Here's how you can do that.

Explanation:

The problem tells you that the product of two consecutive odd integers is equal to #783#.

Right from the start, you know that you can get from the smaller number to the bigger number by adding #2#.

You need to add #2# because if you start with an odd number and add #1#, you end up with an even number, which is not supposed to happen here.

#"odd number" + 1 = "the consecutive even number"" "color(red)(xx)#

#"odd number" + 2 = "the consecutive odd number"" "color(darkgreen)(sqrt())#

So, if you take #x# to be the first number, you can say that

#x + 2#

is the second number, which means that you have

#x * (x+2) = 783#

#color(white)(a)/color(white)(aaaaaaaaaaaaaaaaaaaaaa)#
SIDE NOTE You can also go with #x-2# as the first number and

#(x-2) + 2 = x#

as the second number, the answer must come out the same.
#color(white)(a)/color(white)(aaaaaaaaaaaaaaaaaaaaaa)#

This is equivalent to

#x^2 + 2x = 783#

Rearrange to quadratic equation form

#x^2 + 2x - 783 = 0#

Use the quadratic formula to find the two values of #x# that satisfy this equation

#x_(1,2) = (-2 +- sqrt( 2^2 - 4 * 1 * (-783)))/(2 * 1)#

#x_(1,2) = (-2 +- sqrt(3136))/2#

#x_(1,2) = (-2 +- 56)/2 implies {( x_1 = (-2 - 56)/2 = -29), (x_2 = (-2 + 56)/2 = 27) :}#

Now, you have two valid solution sets here.

  • #"For"color(white)(.) x = -29#

# -29" "# and #" " - 29 + 2 = -27#

Check:

#(-29) * (-27) = 783" "color(darkgreen)(sqrt())#

  • #"For"color(white)(.) x = 27#

# 27" "# and #" " 27 + 2 = 29#

Check:

#27 * 29 = 783" "color(darkgreen)(sqrt())#

Jan 2, 2017

There are two solutions:

#27, 29#

and

#-29, -27#

Explanation:

One method goes as follows.

I will use the difference of squares identity:

#a^2-b^2 = (a-b)(a+b)#

Let #n# denote the even number between the consecutive odd integers #n-1# and #n+1#.

Then:

#783 = (n-1)(n+1) = n^2-1#

Subtract #783# from both sides to get:

#0 = n^2-784 = n^2-28^2 = (n-28)(n+28)#

So #n = +-28#

There are therefore two possible pairs of consecutive odd integers:

#27, 29#

and:

#-29, -27#

Jan 2, 2017

Find #sqrt783#

#27 xx 29 = 783 " and " -27 xx -29 = 783#

Explanation:

We know from the question that #783# is the product of 2 numbers, which means they are factors.

We also know that the two factors are very close together because they are consecutive odd numbers.

If you consider factor pairs you will find that the closer factors are, the smaller is their sum or difference.

The factors which are furthest apart are #1 and 783#

The factors which have the smallest sum or difference are the square roots.
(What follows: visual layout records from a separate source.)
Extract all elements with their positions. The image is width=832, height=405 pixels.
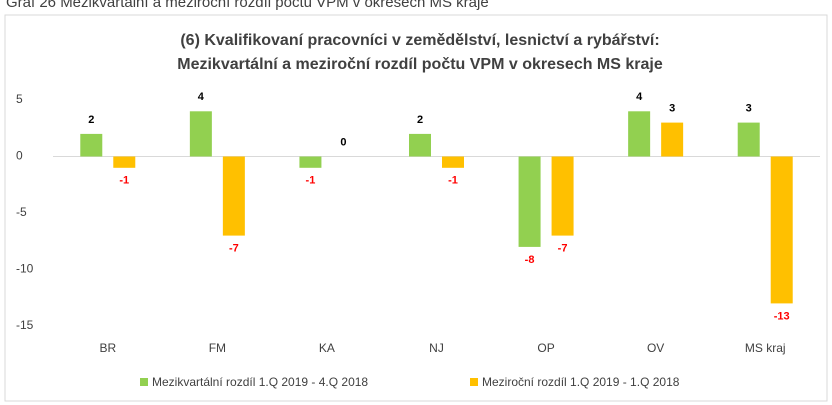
bar: [770, 156, 793, 304]
bar: [299, 156, 322, 168]
x-tick-label: FM: [209, 341, 226, 355]
chart-title: (6) Kvalifikovaní pracovníci v zemědělst…: [180, 32, 659, 49]
bar: [551, 156, 574, 236]
bar: [442, 156, 464, 168]
data-label: 3: [669, 103, 675, 115]
data-label: -8: [525, 254, 535, 266]
caption: Graf 26 Mezikvartální a meziroční rozdíl…: [6, 0, 489, 11]
bar: [80, 133, 103, 157]
x-tick-label: KA: [319, 341, 335, 355]
x-tick-label: OV: [647, 341, 664, 355]
bar: [189, 111, 212, 157]
y-tick-label: -10: [16, 262, 34, 276]
y-tick-label: 5: [16, 92, 23, 106]
bar: [628, 111, 651, 157]
data-label: -13: [774, 310, 790, 322]
y-tick-label: -5: [16, 205, 27, 219]
x-tick-label: MS kraj: [745, 341, 786, 355]
data-label: -1: [119, 175, 129, 187]
data-label: -7: [558, 243, 568, 255]
data-label: 0: [340, 136, 346, 148]
bar: [113, 156, 136, 168]
bar: [409, 133, 431, 157]
data-label: -7: [229, 243, 239, 255]
y-tick-label: -15: [16, 318, 34, 332]
data-label: 3: [746, 103, 752, 115]
x-tick-label: NJ: [429, 341, 444, 355]
legend-swatch: [140, 378, 148, 386]
data-label: 2: [417, 114, 423, 126]
x-tick-label: OP: [537, 341, 554, 355]
bar: [661, 122, 684, 157]
y-tick-label: 0: [16, 149, 23, 163]
legend-label: Mezikvartální rozdíl 1.Q 2019 - 4.Q 2018: [152, 375, 368, 389]
caption-band: [0, 0, 832, 14]
bar: [222, 156, 245, 236]
data-label: 4: [636, 91, 643, 103]
data-label: 2: [88, 114, 94, 126]
data-label: -1: [448, 175, 458, 187]
legend-swatch: [470, 378, 478, 386]
x-tick-label: BR: [99, 341, 116, 355]
legend-label: Meziroční rozdíl 1.Q 2019 - 1.Q 2018: [482, 375, 680, 389]
data-label: -1: [306, 175, 316, 187]
data-label: 4: [198, 91, 205, 103]
bar: [737, 122, 760, 157]
chart-title: Mezikvartální a meziroční rozdíl počtu V…: [177, 56, 663, 73]
bar: [518, 156, 541, 247]
chart-frame: [4, 14, 828, 402]
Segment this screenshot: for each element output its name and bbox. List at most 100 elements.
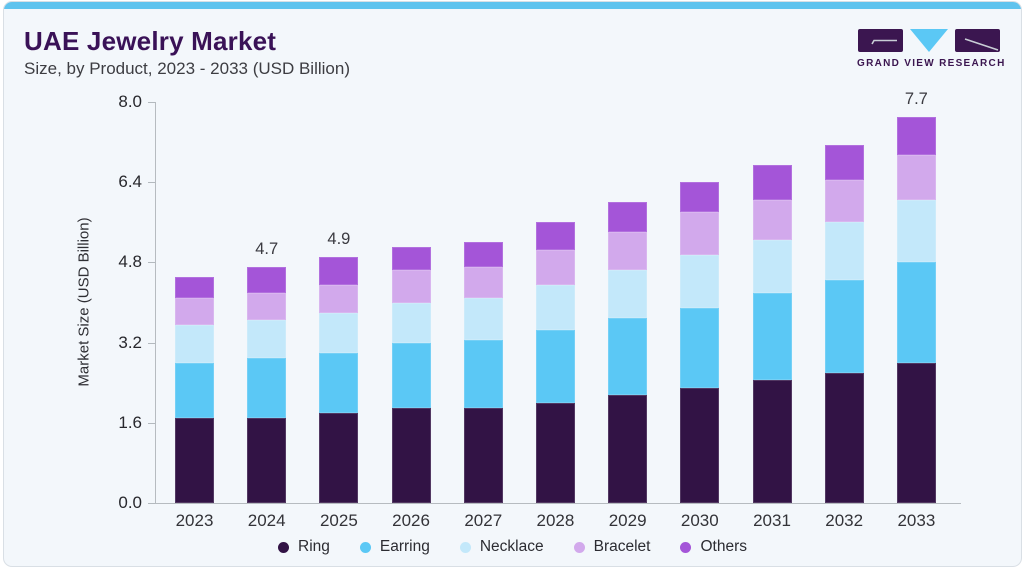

The square root of a number is the factor exactly in the middle if factors arranged in order.

#1" "3" "9 ...... sqrt783 ......87" "261" "783#

The factors we are looking for must be very close to #sqrt783#

#sqrt783 = 27.982.....#

Test odd numbers on either side of #27.982...#

#27 xx29 =783" "larr# and VOILA!!

Remember that the odd numbers can be negative as well.